For internal applications that need to be deployed close to the end-users for performance as well as for internal data center security – i.e. the second scenario – utilizing a private or public cloud deployment architecture is a possible solution to alleviate ‘tromboning’.

In addition, today most firewall vendors, and increasingly many other security vendors, offer virtualized versions of their kit, with pricing models to match an enterprise’s needs. These pricing models are as important as the virtualization itself. The ability to run tens or hundreds of small firewalls wherever you need them, instead of one big box at the edge, without losing functionality, enables the deployment of security close to the applications that need it, and reduces ‘tromboning’ and associated latency—although it also adds management overhead (which is something that AlgoSec’s security policy management capabilities can help alleviate). This deployment model enables you to match firewall capabilities to required functionality and allows you to now have firewalls embedded in the fabric of your network.

But this does have a price: having comprehensive understanding your entire network topology is now as much the job of the security analyst as it is the job of the network analyst. As Gartner says it “In addition, to build the ideal balance between security controls and WAN performance, networking and security teams must work together.[4]” And as these two teams collaborate, both will need a solution, such as AlgoSec, that will enable them to speak the same language and manage their security policy in a unified form across their entire hybrid environment.

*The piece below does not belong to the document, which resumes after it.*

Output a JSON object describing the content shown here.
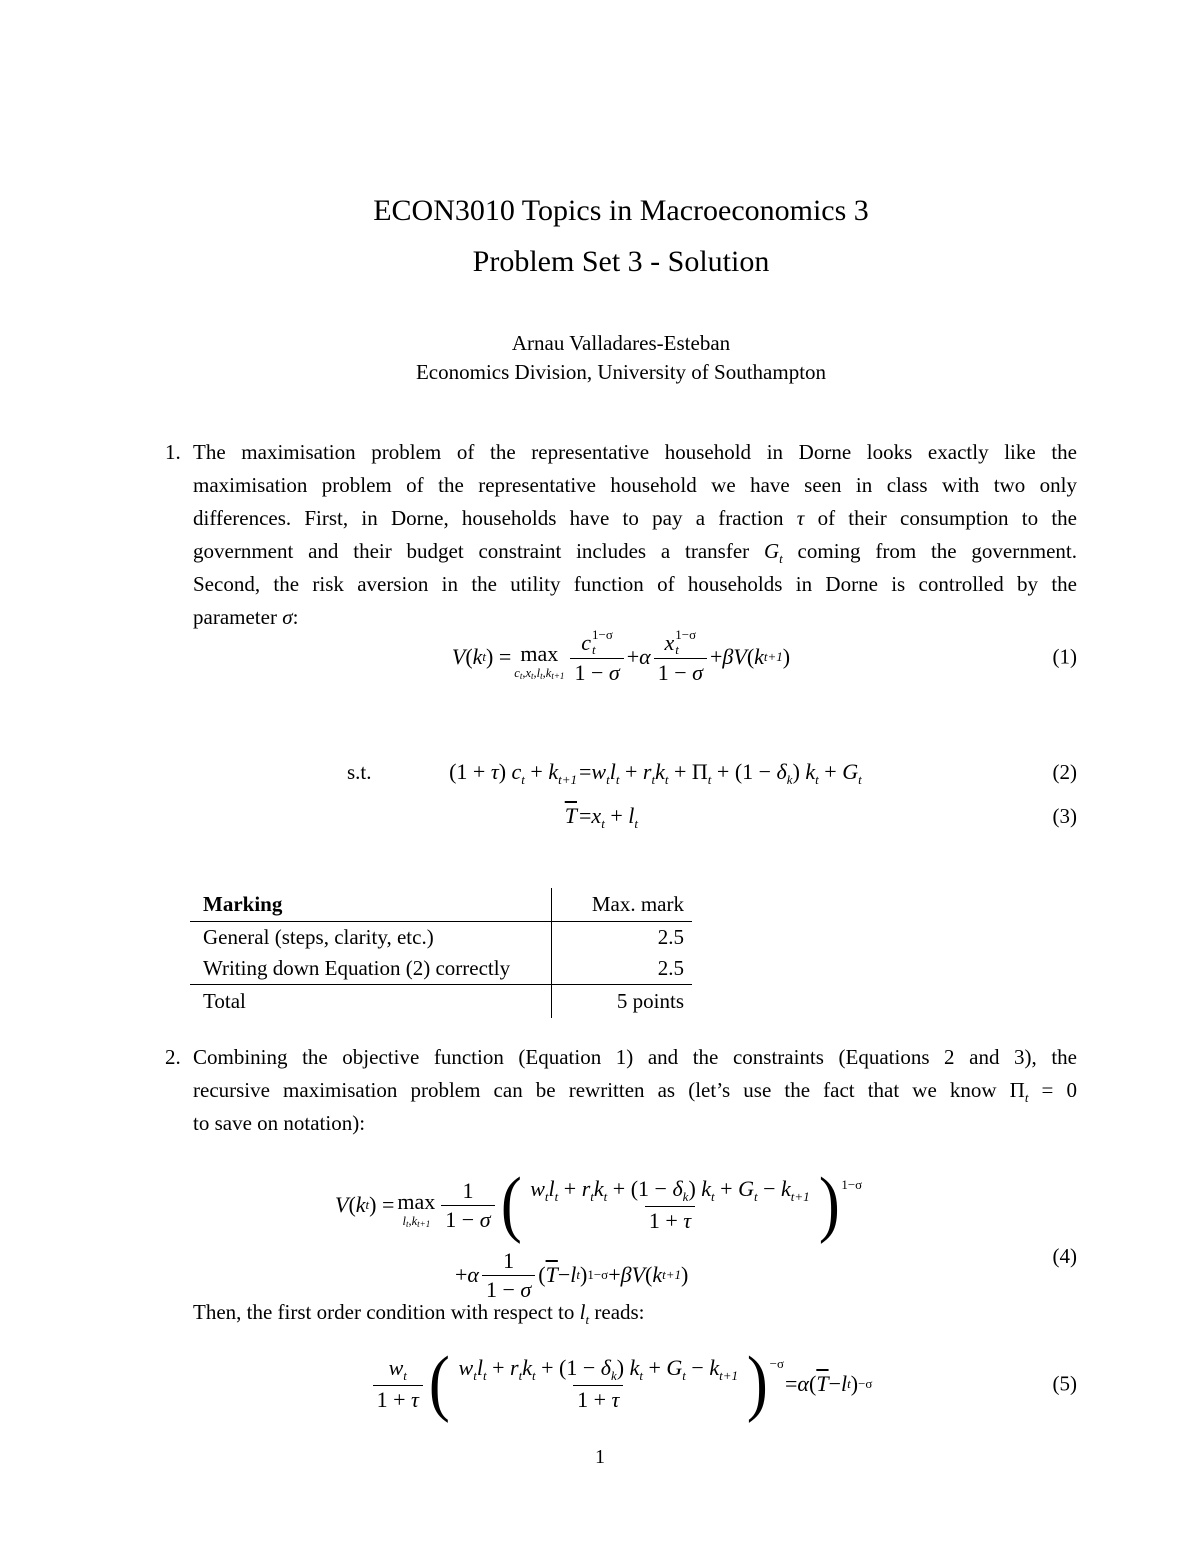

About the Mitigating Gartner’s Network Security Worst Practices Blog Series

In this special blog series we’re taking a deeper dive into the network security worst practices identified by Gartner, and are examining how each of the 9 worst practices that we specifically address can be mitigated using automated security policy management.


[1] Source: Gartner, Avoid these “Dirty Dozen” Network Security Worst Practices, by Andrew Lerner, Jeremy D’Hoinne, January 8, 2015.

[2] Source: Gartner, Avoid these “Dirty Dozen” Network Security Worst Practices, by Andrew Lerner, Jeremy D’Hoinne, January 8, 2015.

[3] Source: Gartner, Avoid these “Dirty Dozen” Network Security Worst Practices, by Andrew Lerner, Jeremy D’Hoinne, January 8, 2015.

[4] Source: Gartner, Avoid these “Dirty Dozen” Network Security Worst Practices, by Andrew Lerner, Jeremy D’Hoinne, January 8, 2015.